The recommended way to indicate to the Spring Framework's transaction infrastructure that a transaction's work is to be rolled back is to throw an Exception from code that is currently executing in the context of a transaction. The Spring Framework's transaction infrastructure code will catch any unhandled Exception as it bubbles up the call stack, and will mark the transaction for rollback.

However, please note that the Spring Framework's transaction infrastructure code will, by default, only mark a transaction for rollback in the case of runtime, unchecked exceptions; that is, when the thrown exception is an instance or subclass of RuntimeException. (Errors will also - by default - result in a rollback.) Checked exceptions that are thrown from a transactional method will not result in the transaction being rolled back.

Exactly which Exception types mark a transaction for rollback can be configured. Find below a snippet of XML configuration that demonstrates how one would configure rollback for a checked, application-specific Exception type.
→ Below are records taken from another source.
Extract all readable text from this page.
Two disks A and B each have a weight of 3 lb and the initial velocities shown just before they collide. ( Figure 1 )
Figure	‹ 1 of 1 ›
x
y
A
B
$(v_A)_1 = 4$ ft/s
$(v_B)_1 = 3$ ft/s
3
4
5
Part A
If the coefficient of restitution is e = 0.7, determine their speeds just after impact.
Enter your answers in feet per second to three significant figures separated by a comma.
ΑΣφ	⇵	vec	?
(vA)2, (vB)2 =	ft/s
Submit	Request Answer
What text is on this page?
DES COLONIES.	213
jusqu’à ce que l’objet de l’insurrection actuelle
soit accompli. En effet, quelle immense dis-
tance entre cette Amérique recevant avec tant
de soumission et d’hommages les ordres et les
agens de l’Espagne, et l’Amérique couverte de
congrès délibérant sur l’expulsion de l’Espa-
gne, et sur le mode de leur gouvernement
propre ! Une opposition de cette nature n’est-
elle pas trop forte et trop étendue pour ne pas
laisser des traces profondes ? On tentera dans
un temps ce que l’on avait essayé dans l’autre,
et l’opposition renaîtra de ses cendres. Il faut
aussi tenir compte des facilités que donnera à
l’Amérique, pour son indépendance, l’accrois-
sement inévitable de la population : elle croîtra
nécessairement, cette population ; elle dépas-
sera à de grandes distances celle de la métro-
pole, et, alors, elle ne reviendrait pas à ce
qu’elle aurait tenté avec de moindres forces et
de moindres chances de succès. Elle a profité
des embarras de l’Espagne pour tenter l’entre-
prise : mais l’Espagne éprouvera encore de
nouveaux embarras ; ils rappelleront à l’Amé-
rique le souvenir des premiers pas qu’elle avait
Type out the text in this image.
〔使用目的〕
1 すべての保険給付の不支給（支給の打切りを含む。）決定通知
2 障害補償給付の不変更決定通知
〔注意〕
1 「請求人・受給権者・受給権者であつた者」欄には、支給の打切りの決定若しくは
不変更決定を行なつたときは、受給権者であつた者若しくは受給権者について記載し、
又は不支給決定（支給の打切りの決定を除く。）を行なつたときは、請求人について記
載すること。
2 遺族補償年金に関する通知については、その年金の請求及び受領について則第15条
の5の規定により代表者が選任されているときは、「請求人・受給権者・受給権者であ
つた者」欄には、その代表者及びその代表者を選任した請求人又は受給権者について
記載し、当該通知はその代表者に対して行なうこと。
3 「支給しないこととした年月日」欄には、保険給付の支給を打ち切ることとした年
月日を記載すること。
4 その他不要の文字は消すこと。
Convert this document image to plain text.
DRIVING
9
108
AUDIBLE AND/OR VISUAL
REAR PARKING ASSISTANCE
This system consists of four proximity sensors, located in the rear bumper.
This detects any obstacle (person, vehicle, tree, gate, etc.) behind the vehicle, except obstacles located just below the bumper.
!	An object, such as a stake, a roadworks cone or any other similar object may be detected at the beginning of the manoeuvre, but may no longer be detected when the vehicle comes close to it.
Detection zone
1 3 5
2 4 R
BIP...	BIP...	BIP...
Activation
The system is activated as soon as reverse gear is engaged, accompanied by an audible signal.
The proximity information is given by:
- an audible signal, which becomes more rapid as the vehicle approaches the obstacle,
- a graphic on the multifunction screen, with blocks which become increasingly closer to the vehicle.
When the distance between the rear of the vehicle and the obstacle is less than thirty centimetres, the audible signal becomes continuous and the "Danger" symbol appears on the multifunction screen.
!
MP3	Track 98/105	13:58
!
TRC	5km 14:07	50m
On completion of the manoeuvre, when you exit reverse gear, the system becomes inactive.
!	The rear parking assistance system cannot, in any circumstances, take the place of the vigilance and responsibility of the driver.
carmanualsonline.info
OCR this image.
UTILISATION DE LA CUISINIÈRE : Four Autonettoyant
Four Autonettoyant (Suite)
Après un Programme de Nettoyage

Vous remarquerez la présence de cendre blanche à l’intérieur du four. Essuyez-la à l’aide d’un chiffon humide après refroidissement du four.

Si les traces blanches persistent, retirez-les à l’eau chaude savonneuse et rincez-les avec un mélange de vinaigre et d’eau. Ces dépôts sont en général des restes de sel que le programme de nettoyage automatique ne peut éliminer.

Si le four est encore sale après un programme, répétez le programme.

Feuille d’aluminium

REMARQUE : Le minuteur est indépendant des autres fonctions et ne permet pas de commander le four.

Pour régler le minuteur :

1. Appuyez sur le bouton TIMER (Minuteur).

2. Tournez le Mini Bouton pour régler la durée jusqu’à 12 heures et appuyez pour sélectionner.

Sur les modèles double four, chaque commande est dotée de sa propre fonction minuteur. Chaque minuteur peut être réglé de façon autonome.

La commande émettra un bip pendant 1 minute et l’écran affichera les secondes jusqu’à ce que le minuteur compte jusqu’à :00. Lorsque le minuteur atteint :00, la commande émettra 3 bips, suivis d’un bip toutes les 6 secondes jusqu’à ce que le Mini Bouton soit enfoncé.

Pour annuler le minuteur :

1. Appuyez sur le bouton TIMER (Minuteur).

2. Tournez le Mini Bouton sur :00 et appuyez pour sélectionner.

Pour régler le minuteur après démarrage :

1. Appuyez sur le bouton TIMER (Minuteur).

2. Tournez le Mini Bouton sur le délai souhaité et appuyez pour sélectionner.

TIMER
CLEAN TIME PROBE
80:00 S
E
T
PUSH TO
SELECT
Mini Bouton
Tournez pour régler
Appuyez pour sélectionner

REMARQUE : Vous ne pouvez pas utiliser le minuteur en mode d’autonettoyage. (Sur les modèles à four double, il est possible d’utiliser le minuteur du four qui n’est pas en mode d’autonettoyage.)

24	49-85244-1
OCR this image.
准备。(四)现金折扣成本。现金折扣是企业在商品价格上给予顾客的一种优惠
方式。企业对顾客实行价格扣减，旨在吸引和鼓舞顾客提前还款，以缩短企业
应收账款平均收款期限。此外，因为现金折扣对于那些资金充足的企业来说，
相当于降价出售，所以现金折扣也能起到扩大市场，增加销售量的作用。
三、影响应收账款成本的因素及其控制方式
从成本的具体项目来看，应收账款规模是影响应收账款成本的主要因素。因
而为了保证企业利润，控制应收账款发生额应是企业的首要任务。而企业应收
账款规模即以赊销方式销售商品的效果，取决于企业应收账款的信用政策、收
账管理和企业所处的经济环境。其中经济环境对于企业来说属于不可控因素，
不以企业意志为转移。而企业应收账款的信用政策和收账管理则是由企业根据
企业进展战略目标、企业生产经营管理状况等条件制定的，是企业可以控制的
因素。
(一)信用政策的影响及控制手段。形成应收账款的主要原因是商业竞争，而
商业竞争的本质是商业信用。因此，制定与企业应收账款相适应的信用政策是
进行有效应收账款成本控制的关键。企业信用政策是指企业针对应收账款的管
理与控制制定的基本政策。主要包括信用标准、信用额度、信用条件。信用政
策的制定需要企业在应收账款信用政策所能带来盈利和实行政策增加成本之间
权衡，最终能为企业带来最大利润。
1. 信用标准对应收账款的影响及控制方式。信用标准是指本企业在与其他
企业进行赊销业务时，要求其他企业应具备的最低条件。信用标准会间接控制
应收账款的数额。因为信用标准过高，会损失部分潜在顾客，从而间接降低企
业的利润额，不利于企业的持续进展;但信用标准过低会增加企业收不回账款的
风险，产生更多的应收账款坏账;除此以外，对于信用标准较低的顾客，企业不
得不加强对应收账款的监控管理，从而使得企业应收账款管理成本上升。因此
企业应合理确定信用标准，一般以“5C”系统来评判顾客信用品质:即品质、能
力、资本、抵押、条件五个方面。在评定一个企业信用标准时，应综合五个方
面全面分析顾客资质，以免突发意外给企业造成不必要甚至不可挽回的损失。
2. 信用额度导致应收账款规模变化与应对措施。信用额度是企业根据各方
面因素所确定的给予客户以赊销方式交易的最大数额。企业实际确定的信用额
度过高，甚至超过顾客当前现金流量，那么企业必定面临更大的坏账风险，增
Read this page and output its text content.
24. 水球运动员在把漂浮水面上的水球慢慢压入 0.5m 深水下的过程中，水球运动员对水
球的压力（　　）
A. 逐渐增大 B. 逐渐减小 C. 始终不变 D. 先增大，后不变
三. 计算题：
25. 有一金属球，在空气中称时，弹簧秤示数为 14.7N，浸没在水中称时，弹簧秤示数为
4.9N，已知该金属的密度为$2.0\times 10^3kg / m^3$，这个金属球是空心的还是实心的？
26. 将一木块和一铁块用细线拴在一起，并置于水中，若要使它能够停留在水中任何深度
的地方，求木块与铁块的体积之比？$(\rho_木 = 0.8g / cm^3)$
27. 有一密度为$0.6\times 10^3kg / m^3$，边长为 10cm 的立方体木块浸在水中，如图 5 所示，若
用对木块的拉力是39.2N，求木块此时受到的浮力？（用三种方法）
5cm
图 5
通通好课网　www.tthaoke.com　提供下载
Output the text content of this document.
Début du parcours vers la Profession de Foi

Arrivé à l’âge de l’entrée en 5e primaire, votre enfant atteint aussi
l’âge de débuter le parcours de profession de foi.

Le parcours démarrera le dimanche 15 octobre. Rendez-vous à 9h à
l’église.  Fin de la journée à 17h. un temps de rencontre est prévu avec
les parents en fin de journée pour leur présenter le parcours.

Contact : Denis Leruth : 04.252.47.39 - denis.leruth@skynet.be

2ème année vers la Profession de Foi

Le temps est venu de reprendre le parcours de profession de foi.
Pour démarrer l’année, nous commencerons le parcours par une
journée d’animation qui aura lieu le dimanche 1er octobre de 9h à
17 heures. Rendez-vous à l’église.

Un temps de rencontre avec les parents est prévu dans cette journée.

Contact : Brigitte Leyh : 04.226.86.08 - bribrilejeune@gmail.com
<tx:advice id="txAdvice" transaction-manager="txManager">
  <tx:attributes>
	 <tx:method name="get*" read-only="false" rollback-for="NoProductInStockException"/>
	 <tx:method name="*"/>
  </tx:attributes>
</tx:advice>

The second way to indicate to the transaction infrastructure that a rollback is required is to do so programmatically. Although very simple, this way is quite invasive, and tightly couples your code to the Spring Framework's transaction infrastructure. Find below a snippet of code that does programmatic rollback of a Spring Framework-managed transaction:

public void resolvePosition() {
    try {
        // some business logic...
    } catch (NoProductInStockException ex) {
        // trigger rollback programmatically
        TransactionAspectSupport.currentTransactionStatus().setRollbackOnly();
    }
}

You are strongly encouraged to use the declarative approach to rollback if at all possible. Programmatic rollback is available should you need it, but its usage flies in the face of achieving a clean POJO-based application model.